Принц Аматус собрался было возразить, но вдруг, только теперь, ощутил
тоскливую тяжесть под ложечкой, заметил, что дышит тяжко и неровно, что
лицо его сведено отвратительной ухмылкой, точнее - полуухмылкой, ведь
второй половины лица у принца не было. Он не понимал, почему не заметил
этого раньше, а почему с ним такое творилось, не знал.
Когда он вновь заговорил, голос его прозвучал негромко и смущенно:
- Конечно, ты прав. Есть нечто, что я страшусь узнать и боюсь делать.
Но я сам не знаю, что это такое. Вероятно, пришла пора заглянуть в книгу
"Всякие пакости, о которых лучше не знать вовсе". Может быть, объяснение
попало туда по ошибке. Так бывает. Но сначала надо разделаться с чумой.
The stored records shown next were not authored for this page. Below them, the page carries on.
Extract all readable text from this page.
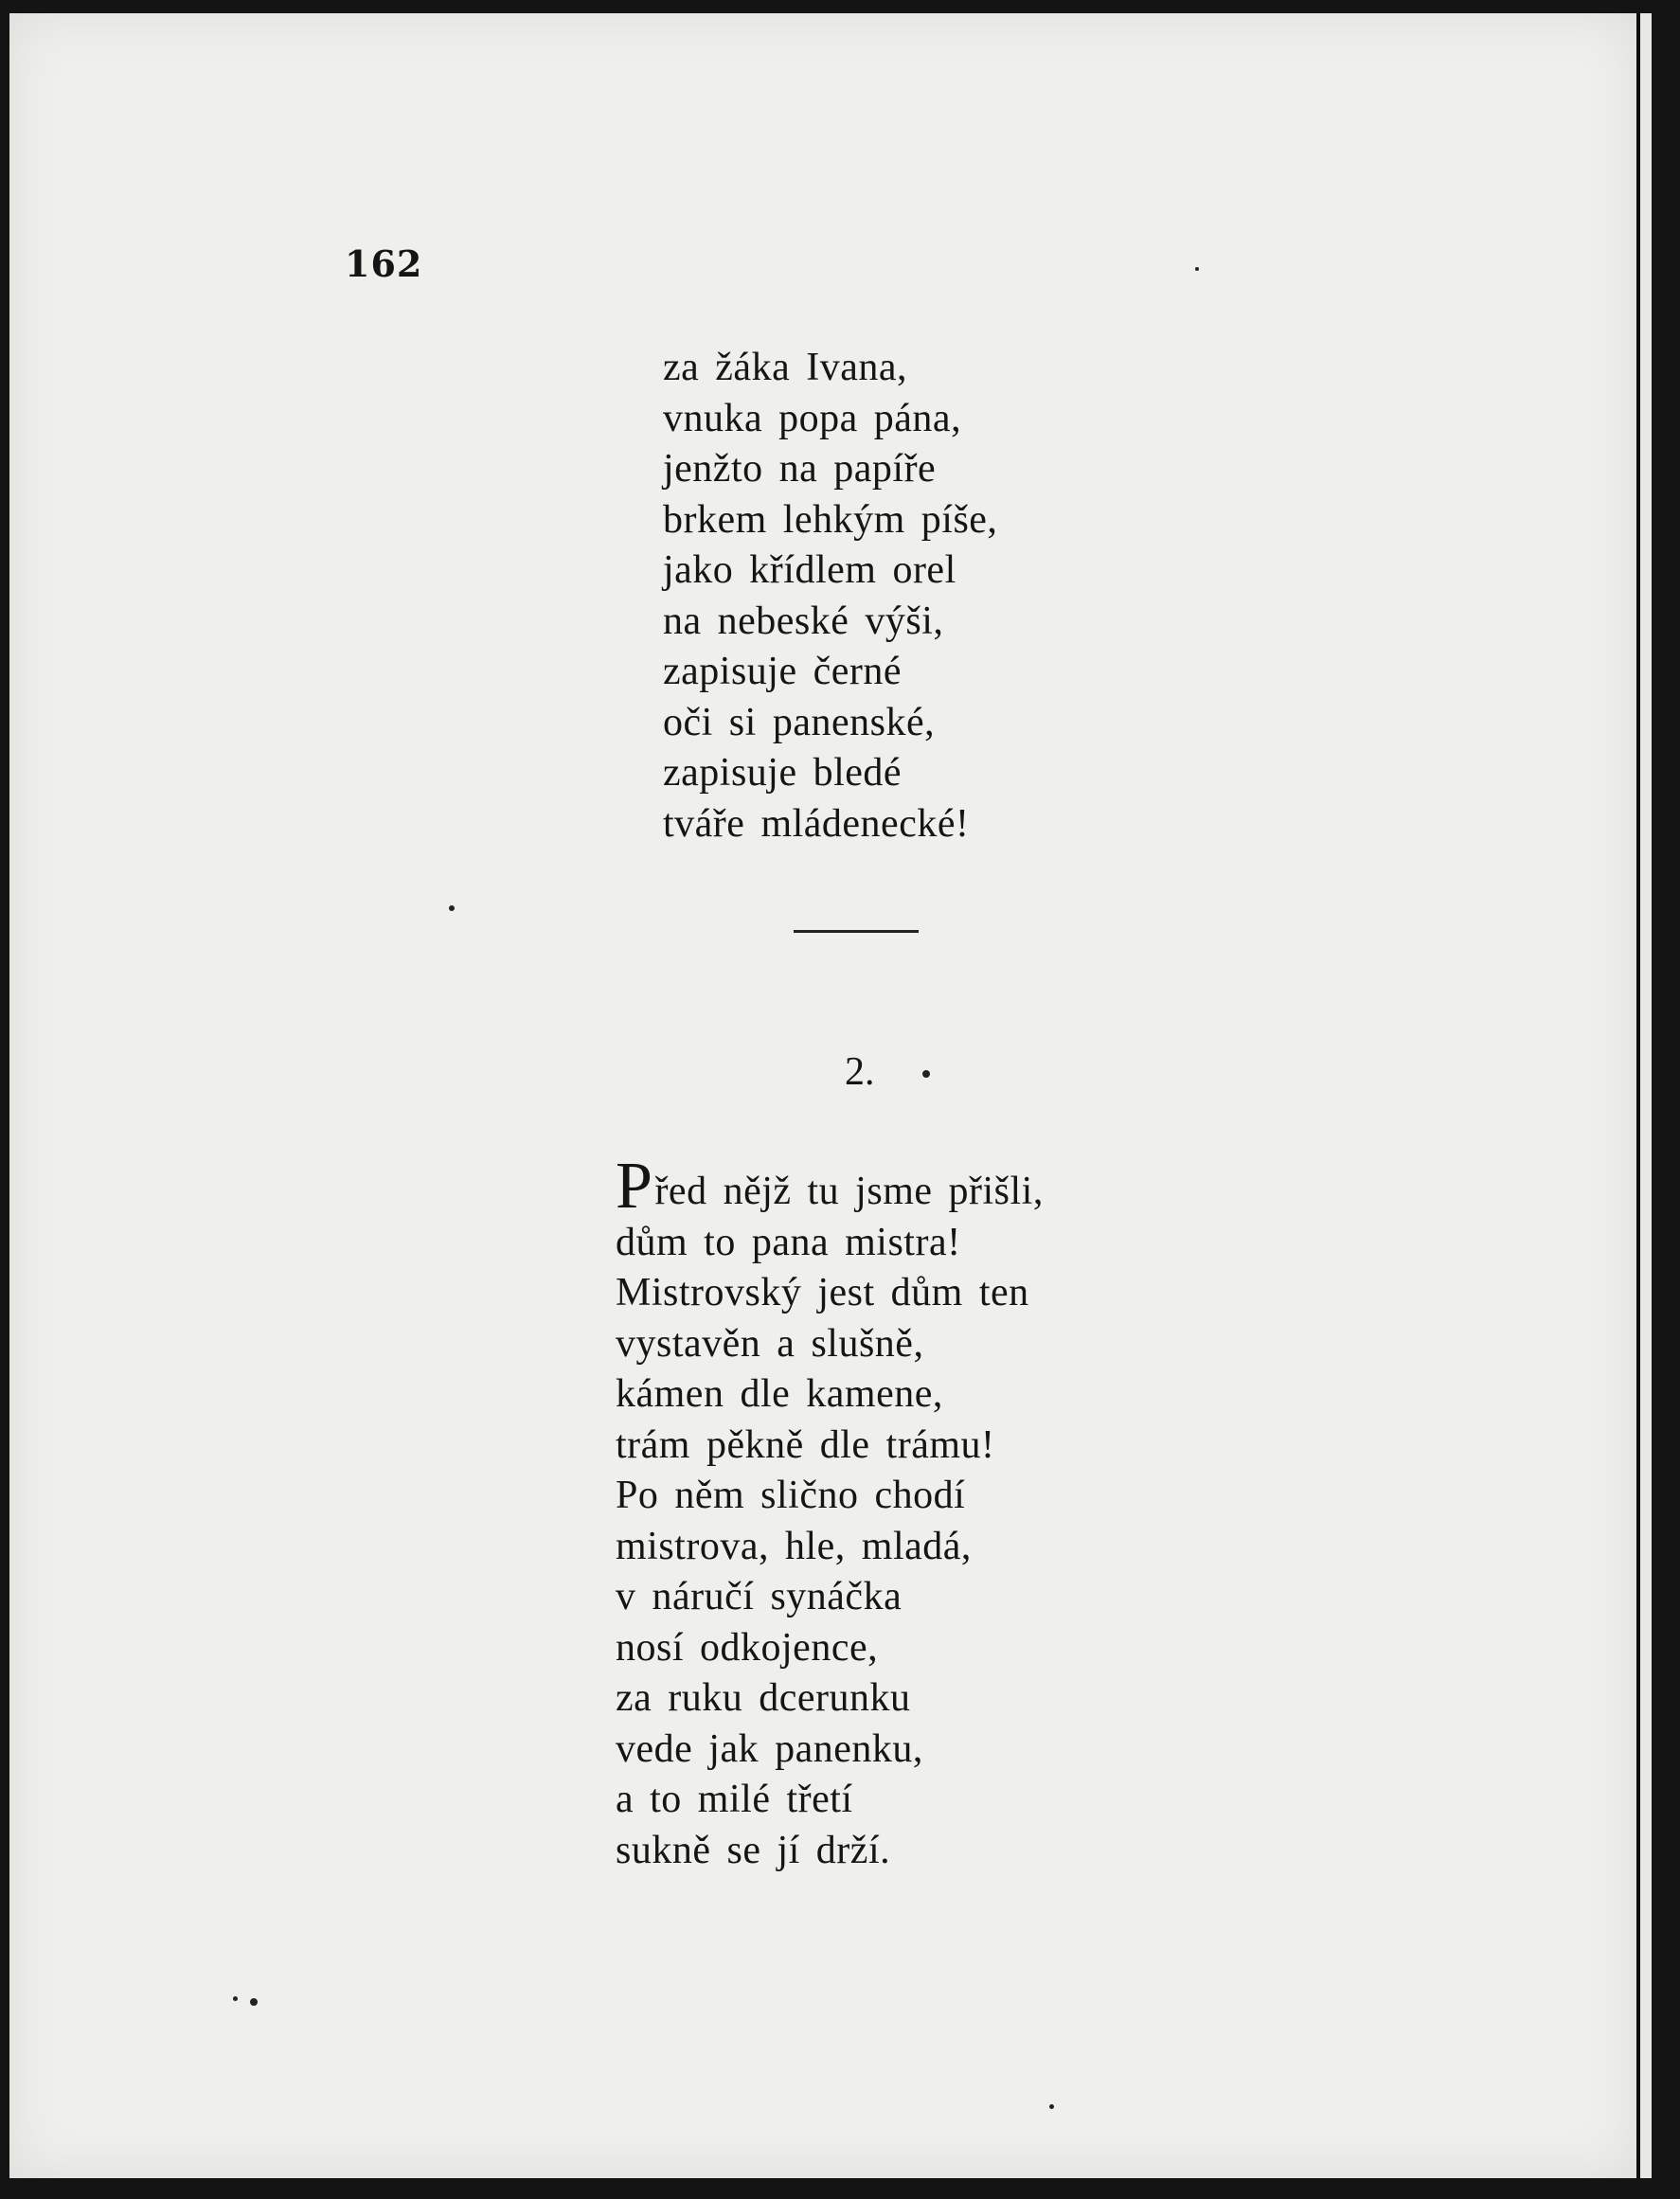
162
za žáka Ivana,
vnuka popa pána,
jenžto na papíře
brkem lehkým píše,
jako křídlem orel
na nebeské výši,
zapisuje černé
oči si panenské,
zapisuje bledé
tváře mládenecké!
2.
Před nějž tu jsme přišli,
dům to pana mistra!
Mistrovský jest dům ten
vystavěn a slušně,
kámen dle kamene,
trám pěkně dle trámu!
Po něm slično chodí
mistrova, hle, mladá,
v náručí synáčka
nosí odkojence,
za ruku dcerunku
vede jak panenku,
a to milé třetí
sukně se jí drží.
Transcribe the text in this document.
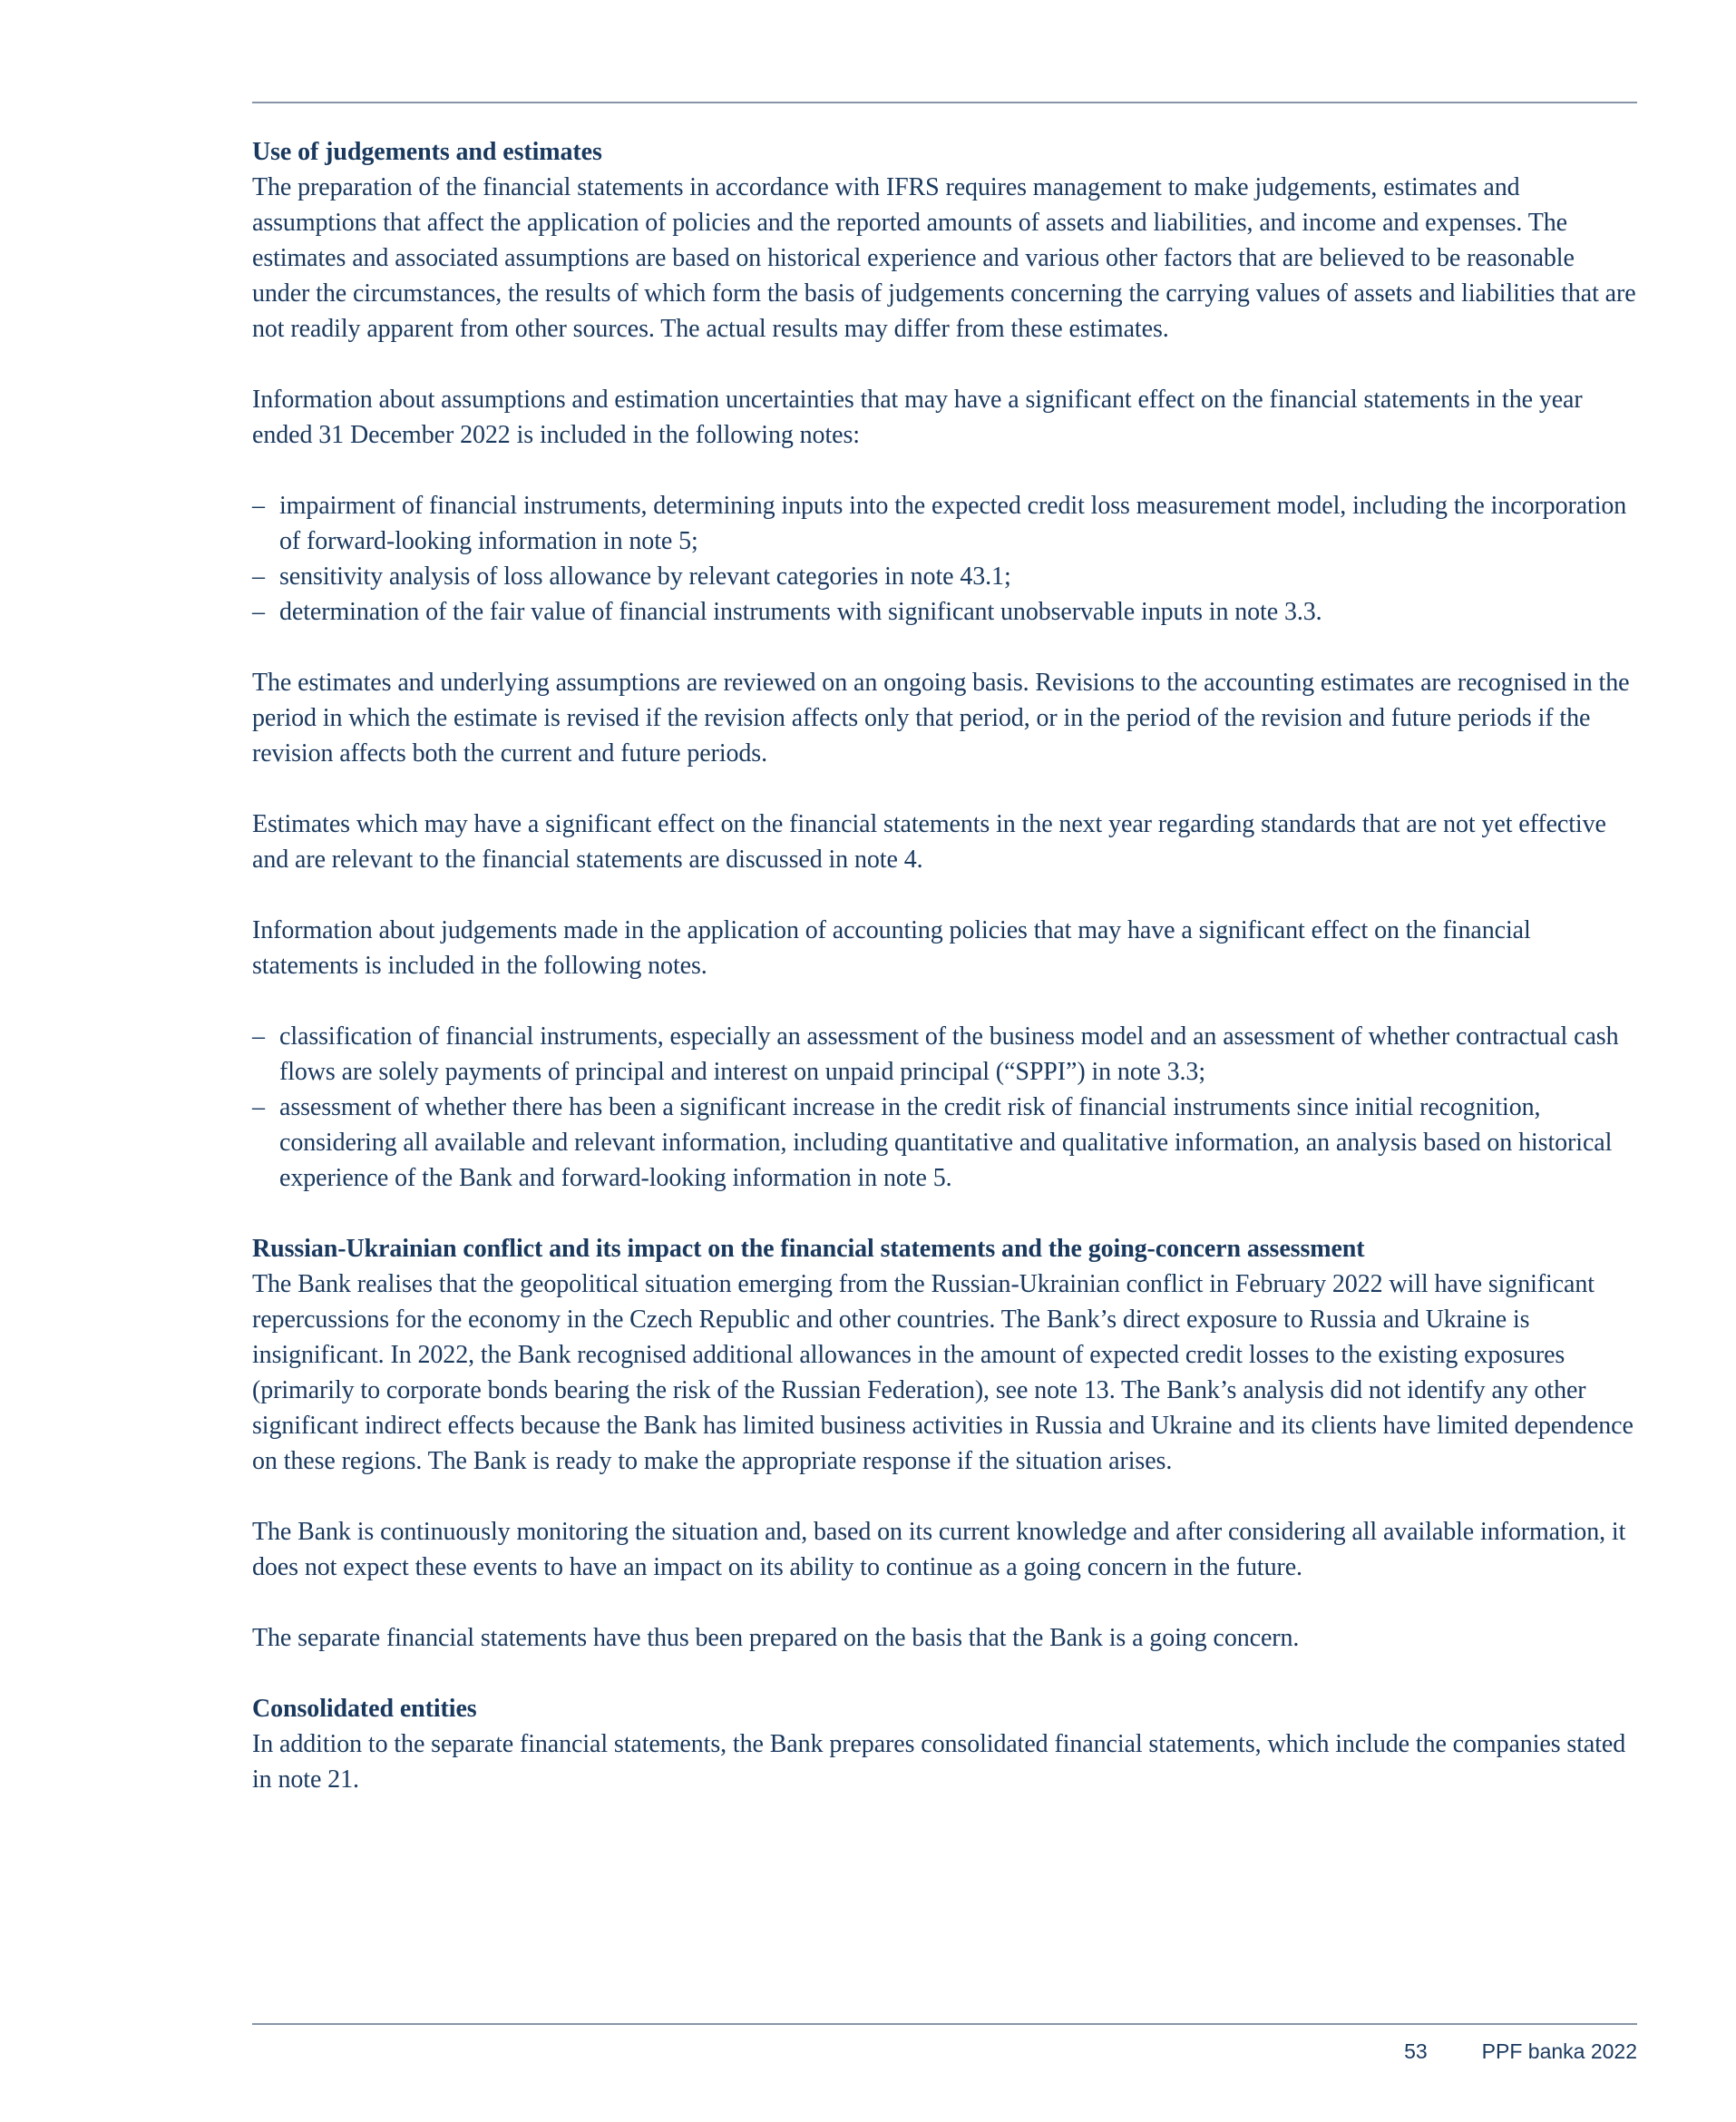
Use of judgements and estimates

The preparation of the financial statements in accordance with IFRS requires management to make judgements, estimates and assumptions that affect the application of policies and the reported amounts of assets and liabilities, and income and expenses. The estimates and associated assumptions are based on historical experience and various other factors that are believed to be reasonable under the circumstances, the results of which form the basis of judgements concerning the carrying values of assets and liabilities that are not readily apparent from other sources. The actual results may differ from these estimates.

Information about assumptions and estimation uncertainties that may have a significant effect on the financial statements in the year ended 31 December 2022 is included in the following notes:

– impairment of financial instruments, determining inputs into the expected credit loss measurement model, including the incorporation of forward-looking information in note 5;
– sensitivity analysis of loss allowance by relevant categories in note 43.1;
– determination of the fair value of financial instruments with significant unobservable inputs in note 3.3.

The estimates and underlying assumptions are reviewed on an ongoing basis. Revisions to the accounting estimates are recognised in the period in which the estimate is revised if the revision affects only that period, or in the period of the revision and future periods if the revision affects both the current and future periods.

Estimates which may have a significant effect on the financial statements in the next year regarding standards that are not yet effective and are relevant to the financial statements are discussed in note 4.

Information about judgements made in the application of accounting policies that may have a significant effect on the financial statements is included in the following notes.

– classification of financial instruments, especially an assessment of the business model and an assessment of whether contractual cash flows are solely payments of principal and interest on unpaid principal (“SPPI”) in note 3.3;
– assessment of whether there has been a significant increase in the credit risk of financial instruments since initial recognition, considering all available and relevant information, including quantitative and qualitative information, an analysis based on historical experience of the Bank and forward-looking information in note 5.
Russian-Ukrainian conflict and its impact on the financial statements and the going-concern assessment

The Bank realises that the geopolitical situation emerging from the Russian-Ukrainian conflict in February 2022 will have significant repercussions for the economy in the Czech Republic and other countries. The Bank’s direct exposure to Russia and Ukraine is insignificant. In 2022, the Bank recognised additional allowances in the amount of expected credit losses to the existing exposures (primarily to corporate bonds bearing the risk of the Russian Federation), see note 13. The Bank’s analysis did not identify any other significant indirect effects because the Bank has limited business activities in Russia and Ukraine and its clients have limited dependence on these regions. The Bank is ready to make the appropriate response if the situation arises.

The Bank is continuously monitoring the situation and, based on its current knowledge and after considering all available information, it does not expect these events to have an impact on its ability to continue as a going concern in the future.

The separate financial statements have thus been prepared on the basis that the Bank is a going concern.

Consolidated entities

In addition to the separate financial statements, the Bank prepares consolidated financial statements, which include the companies stated in note 21.

53	PPF banka 2022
Эпидемия уже на полпути к реке. Будем надеяться, что как только мы изгоним
болезнь из города, она уйдет насовсем. Хотелось бы в это верить, но не
знаю, насколько это вероятно. Из замка я выеду верхом, но паланкин
захватить нужно непременно.
В этот день первой больной оказалась маленькая девочка - совсем
малышка, которую еще ни разу не стригли и у которой еще не выпадали
молочные зубки. Она была бледна. Как мел. Когда Аматус прикоснулся к ней,
он испытал шок жуткой силы - сильнее, чем когда-либо раньше. Он успел это
понять и тут же рухнул на носилки. Его вынесли на солнце, и в полубреду он
слышал, как герцог Вассант объясняет гвардейцам, что теперь так нужно
будет поступать после каждого очередного исцеления, а кому-то из горожан
герцог сказал, что волноваться не нужно и что принц побывает у всех
больных, как и раньше.
Солнце подействовало на Аматуса именно так, как он ожидал, и даже
более того: стоило солнечным лучам коснуться его, как что-то мерзкое и
холодное, похожее на сточную воду, вырывалось из него и таяло, исчезало
без следа. Довольно скоро стало ясно, что дело пойдет быстрее, если принца
как можно скорее выносить на солнце, и тогда, оправившись от шока, он мог
идти к следующему дому пешком.
- Я и прежде всегда чувствовал внутри себя остатки болезни, - объяснил
принц герцогу Вассанту, когда они возвращались в замок. - Но солнце
изгоняет из меня хворь мгновенно, и хотя поначалу ощущение такое, словно я
в следующий миг умру, миг проходит, и я не могу поверить, что мне было так
худо, - все как рукой снимает.
- Жаль, что сейчас зима, ваше высочество. Солнце светит далеко не
всегда. А вы правда себя хорошо чувствуете?
- Лучше, чем когда-либо с тех пор, как не стало Голиаса. - Принц
полной грудью вдохнул морозный чистый воздух, сладкий, словно вино из
одуванчиков, и прозрачный, как весенний ручеек, и оглянулся по сторонам.
Они ехали по улицам, огибающим небогатые дома. Детишки в грязной, но не
рваной одежде возились в лужах и ручьях, стекавших с начавших таять
снеговых шапок на крышах. Отовсюду доносились ароматы стряпни.
- А все-таки славное место - наше Королевство, - сказал принц.
- А вы разве в этом когда-нибудь сомневались, ваше высочество?